I have also included this painting in this exhibition because it emphasizes the challenges raised from the view of ‘beauty’ raised from a female activist. It is debatable up to this day as some people still view this art piece as a “paradigm of female beauty”1, and some simply view it as a work of art. This accentuates that through the communication of Velazquez’s painting beauty can be seen through different angles.
Object 3: The Rolling Stones’ song Brown Sugar
The song Brown Sugar by The Rolling Stones was released in 1991 as part of their album ‘Sticky Fingers’. It is seen to use sexist and offensive language toward black women. This is also evident through the original title of the song which was ‘Black Pussy’, apart from the title that changed, the references to drugs, the misogyny, the racism and the sexism remained which then led people to call it a nasty and racist song.
This song makes us think whether it is acceptable for some songs to be racist or offensive just because it was written in a short amount of time, which was The Rolling Stones’ justification. I do believe that when touching on a sensitive topic the lyrics of the piece should be censored. In 1995 Mick Jagger, the lead singer admitted that his lyrics may have gone a bit too far, “I never would write that song now. I would probably censor myself… I can’t just write raw like that”. Thus, this song shows that there may be challenges when knowledge is communicated through song lyrics, as debate may arise on whether censorship should be encouraged for the protection of people or if this infringes free speech and limits the liberation and communication of people’s thoughts.

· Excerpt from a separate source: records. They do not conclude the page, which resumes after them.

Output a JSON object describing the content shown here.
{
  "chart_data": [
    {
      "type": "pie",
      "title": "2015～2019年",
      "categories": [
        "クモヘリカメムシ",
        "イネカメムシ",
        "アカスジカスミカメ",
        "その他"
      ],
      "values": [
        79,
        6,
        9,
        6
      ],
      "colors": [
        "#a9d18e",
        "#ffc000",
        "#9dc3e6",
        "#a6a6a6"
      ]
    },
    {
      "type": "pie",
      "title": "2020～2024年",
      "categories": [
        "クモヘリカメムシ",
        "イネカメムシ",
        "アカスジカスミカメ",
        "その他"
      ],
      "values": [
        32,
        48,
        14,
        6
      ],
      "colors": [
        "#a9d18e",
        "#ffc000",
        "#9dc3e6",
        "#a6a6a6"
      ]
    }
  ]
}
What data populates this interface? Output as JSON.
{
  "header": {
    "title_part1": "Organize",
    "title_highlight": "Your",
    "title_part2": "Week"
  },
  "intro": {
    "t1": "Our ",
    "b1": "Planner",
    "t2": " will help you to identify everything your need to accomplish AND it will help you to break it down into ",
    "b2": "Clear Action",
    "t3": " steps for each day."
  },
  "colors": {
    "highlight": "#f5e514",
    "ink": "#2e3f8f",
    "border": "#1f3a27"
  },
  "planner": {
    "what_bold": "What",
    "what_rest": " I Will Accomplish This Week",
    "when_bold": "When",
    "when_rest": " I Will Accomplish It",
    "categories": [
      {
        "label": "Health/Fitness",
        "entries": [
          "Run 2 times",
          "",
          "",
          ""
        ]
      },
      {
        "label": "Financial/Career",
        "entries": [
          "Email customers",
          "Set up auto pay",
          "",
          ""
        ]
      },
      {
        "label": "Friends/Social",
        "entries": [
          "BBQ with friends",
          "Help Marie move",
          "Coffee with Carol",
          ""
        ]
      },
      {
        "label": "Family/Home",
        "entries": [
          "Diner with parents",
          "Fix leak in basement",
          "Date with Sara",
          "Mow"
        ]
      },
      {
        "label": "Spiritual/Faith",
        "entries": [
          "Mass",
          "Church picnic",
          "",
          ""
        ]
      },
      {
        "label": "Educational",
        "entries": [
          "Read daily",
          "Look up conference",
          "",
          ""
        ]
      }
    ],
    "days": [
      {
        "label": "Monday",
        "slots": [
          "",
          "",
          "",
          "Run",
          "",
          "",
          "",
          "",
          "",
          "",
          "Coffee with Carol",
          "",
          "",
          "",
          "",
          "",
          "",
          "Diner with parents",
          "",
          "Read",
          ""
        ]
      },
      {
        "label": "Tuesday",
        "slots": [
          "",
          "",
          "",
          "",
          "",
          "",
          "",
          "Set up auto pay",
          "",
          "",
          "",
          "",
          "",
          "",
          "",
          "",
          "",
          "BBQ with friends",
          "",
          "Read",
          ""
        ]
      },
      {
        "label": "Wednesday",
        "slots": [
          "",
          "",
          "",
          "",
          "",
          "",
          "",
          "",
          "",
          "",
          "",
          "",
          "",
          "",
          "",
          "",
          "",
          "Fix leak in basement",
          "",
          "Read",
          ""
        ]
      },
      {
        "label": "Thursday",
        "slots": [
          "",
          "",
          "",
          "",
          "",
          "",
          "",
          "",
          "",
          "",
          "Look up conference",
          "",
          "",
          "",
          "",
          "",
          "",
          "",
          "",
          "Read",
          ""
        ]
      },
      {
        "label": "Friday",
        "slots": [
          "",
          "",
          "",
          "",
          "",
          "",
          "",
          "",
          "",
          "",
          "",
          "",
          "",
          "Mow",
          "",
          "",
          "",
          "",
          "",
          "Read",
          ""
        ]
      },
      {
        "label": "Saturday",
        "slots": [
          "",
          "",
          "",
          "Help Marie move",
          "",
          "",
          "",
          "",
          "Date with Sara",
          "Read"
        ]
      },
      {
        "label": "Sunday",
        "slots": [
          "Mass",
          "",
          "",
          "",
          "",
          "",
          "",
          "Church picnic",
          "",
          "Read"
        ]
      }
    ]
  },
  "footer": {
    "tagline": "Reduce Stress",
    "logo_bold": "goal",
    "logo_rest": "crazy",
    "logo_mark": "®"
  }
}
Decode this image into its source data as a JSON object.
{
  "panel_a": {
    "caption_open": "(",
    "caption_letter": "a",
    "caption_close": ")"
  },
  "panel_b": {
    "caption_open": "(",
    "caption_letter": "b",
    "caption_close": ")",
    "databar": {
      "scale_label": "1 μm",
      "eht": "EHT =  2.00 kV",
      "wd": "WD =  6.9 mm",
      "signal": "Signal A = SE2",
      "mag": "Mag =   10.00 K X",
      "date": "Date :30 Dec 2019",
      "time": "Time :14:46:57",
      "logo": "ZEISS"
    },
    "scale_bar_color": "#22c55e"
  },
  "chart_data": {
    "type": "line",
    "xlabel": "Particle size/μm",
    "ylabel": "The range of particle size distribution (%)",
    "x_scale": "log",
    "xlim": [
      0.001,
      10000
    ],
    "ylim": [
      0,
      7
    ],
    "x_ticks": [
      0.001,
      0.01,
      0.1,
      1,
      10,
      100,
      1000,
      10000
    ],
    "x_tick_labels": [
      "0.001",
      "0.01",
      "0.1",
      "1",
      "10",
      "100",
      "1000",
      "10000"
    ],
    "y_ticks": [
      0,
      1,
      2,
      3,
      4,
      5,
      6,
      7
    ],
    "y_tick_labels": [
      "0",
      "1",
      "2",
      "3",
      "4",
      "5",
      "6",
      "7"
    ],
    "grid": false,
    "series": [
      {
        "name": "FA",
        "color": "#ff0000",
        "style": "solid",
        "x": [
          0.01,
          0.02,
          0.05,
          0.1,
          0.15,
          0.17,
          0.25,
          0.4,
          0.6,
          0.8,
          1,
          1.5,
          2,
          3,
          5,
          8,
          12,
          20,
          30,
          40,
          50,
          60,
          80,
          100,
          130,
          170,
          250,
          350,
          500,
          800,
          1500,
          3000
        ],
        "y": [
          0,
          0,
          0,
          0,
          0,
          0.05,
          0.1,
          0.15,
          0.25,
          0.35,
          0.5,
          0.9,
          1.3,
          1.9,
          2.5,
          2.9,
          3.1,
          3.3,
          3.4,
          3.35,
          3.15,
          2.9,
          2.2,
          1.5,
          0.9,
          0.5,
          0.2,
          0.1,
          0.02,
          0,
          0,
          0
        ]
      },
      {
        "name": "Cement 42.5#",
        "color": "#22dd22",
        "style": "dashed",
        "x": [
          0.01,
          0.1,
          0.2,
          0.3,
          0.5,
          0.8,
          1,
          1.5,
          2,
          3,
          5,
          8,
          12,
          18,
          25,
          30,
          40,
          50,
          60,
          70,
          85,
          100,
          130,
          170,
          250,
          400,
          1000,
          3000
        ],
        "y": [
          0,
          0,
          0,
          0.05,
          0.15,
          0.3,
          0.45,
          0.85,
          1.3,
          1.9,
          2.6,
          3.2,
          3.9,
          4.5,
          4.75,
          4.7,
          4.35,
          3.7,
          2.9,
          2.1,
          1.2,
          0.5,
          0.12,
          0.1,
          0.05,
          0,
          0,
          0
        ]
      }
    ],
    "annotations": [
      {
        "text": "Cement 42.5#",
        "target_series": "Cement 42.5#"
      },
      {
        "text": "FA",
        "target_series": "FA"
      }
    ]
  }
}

The song adds depth to the exhibition as it highlights or questions the significance of song writing as a medium of communication. It questions whether song lyrics may be seen as non- offensive if the purpose of communication is purely to entertain and the audience enjoys the melody and the music – detaching the song from its meaning, or if the explicit meaning of the words should be inherently perceived as offensive regardless of its musical purpose.